Trump este fim-de-semana criticou a decisão da administração Biden de libertar Viktor Bout numa troca de prisioneiros que incluía a libertação do jogador profissional de basquetebol Brittney Griner, preso durante dez meses por acusações de tráfico de droga quando óleo de cannabis foi encontrado sobre ele durante uma busca no aeroporto de Moscovo.
O antigo presidente disse que durante a sua estadia na Casa Branca não concordou em libertar Bout em 2018 em troca do antigo fuzileiro naval, que está detido em Moscovo há quatro anos sob acusações de espionagem.

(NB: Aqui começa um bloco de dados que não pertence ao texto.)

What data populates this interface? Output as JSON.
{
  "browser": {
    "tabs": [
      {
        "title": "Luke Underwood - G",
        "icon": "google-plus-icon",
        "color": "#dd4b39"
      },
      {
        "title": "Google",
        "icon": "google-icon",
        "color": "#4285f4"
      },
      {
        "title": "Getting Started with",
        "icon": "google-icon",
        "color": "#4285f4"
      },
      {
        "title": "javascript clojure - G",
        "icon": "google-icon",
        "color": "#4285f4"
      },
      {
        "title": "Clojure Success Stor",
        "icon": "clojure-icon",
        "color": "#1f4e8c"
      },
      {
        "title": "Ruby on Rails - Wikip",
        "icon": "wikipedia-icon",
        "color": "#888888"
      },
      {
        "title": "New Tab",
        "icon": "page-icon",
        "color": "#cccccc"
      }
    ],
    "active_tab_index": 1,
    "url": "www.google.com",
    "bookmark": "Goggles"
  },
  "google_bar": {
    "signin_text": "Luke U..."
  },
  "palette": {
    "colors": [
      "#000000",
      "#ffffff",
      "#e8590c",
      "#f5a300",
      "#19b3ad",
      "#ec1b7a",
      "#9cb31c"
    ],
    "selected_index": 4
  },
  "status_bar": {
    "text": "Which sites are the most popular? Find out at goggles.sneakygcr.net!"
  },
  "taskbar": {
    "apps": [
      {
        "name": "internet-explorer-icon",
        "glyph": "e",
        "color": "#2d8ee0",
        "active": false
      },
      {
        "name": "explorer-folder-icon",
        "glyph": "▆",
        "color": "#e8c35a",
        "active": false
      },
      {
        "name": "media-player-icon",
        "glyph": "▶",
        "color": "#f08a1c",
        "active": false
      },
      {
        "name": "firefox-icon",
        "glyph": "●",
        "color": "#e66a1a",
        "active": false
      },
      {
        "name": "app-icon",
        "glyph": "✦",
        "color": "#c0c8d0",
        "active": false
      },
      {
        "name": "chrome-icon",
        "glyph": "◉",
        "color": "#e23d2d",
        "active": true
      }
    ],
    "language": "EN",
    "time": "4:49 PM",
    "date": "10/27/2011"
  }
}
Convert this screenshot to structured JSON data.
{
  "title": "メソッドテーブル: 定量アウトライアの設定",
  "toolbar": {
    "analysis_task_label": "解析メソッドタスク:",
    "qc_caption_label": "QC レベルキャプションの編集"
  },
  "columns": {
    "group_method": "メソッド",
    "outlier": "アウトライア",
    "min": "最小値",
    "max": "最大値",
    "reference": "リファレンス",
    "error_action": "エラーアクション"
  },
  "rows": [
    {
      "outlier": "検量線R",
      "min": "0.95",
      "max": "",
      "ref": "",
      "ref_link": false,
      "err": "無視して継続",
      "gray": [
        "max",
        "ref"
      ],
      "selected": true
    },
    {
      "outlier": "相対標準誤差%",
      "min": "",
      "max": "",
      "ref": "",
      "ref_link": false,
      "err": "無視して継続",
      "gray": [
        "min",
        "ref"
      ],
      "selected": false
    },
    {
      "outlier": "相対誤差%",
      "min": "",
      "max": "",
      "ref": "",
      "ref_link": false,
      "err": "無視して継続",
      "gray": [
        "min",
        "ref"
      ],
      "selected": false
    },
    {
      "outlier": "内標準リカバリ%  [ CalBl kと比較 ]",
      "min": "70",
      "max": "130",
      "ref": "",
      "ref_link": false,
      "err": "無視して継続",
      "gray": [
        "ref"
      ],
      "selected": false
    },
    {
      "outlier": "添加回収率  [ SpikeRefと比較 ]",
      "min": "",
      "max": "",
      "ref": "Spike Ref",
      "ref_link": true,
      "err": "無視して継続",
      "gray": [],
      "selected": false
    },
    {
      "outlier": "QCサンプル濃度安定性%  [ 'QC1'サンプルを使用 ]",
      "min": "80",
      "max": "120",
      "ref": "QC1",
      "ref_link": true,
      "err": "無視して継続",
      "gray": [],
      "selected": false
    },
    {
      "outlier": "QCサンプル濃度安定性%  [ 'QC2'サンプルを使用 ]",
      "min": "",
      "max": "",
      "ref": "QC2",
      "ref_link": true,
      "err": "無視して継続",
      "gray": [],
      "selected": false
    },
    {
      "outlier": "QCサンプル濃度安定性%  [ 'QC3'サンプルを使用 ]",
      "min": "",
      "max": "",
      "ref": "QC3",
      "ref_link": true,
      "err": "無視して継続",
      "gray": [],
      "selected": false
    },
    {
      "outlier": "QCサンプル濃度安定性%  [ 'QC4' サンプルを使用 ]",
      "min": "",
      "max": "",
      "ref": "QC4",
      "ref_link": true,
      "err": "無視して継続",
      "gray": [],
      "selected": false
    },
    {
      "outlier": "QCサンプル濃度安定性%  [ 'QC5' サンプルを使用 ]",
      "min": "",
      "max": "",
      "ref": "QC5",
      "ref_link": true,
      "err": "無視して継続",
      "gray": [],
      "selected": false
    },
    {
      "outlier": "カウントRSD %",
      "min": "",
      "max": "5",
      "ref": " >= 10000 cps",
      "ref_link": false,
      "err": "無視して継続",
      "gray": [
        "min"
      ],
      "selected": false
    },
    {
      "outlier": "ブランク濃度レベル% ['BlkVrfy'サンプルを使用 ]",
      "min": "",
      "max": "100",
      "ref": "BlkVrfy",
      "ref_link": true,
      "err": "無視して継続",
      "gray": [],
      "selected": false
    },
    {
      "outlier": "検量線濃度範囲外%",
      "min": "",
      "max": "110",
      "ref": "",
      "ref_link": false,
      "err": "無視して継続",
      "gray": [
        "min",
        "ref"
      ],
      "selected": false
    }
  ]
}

«Recusei um acordo com a Rússia sobre uma troca do chamado ‘Mercador da Morte’ por Paul Whelan. Não teria feito o acordo para uma centena de pessoas em troca de alguém que matou um número incalculável de pessoas com os seus negócios de armas», disse Trump.
A Casa Branca ofereceu-se para trocar o jogador e o ex-fuzileiro – acusado de espionagem – por Bout. Contudo, Whelan não entrou nas negociações, uma vez que Moscovo o considera com um estatuto diferente por causa das alegações contra ele.
«A Rússia não nos deu escolha, tal como nos apresentaram», disse John Kirby, o oficial de comunicações estratégicas da Agência Nacional de Segurança. «A única opção era libertar Griner para Bout», disse ele numa entrevista com a Fox News.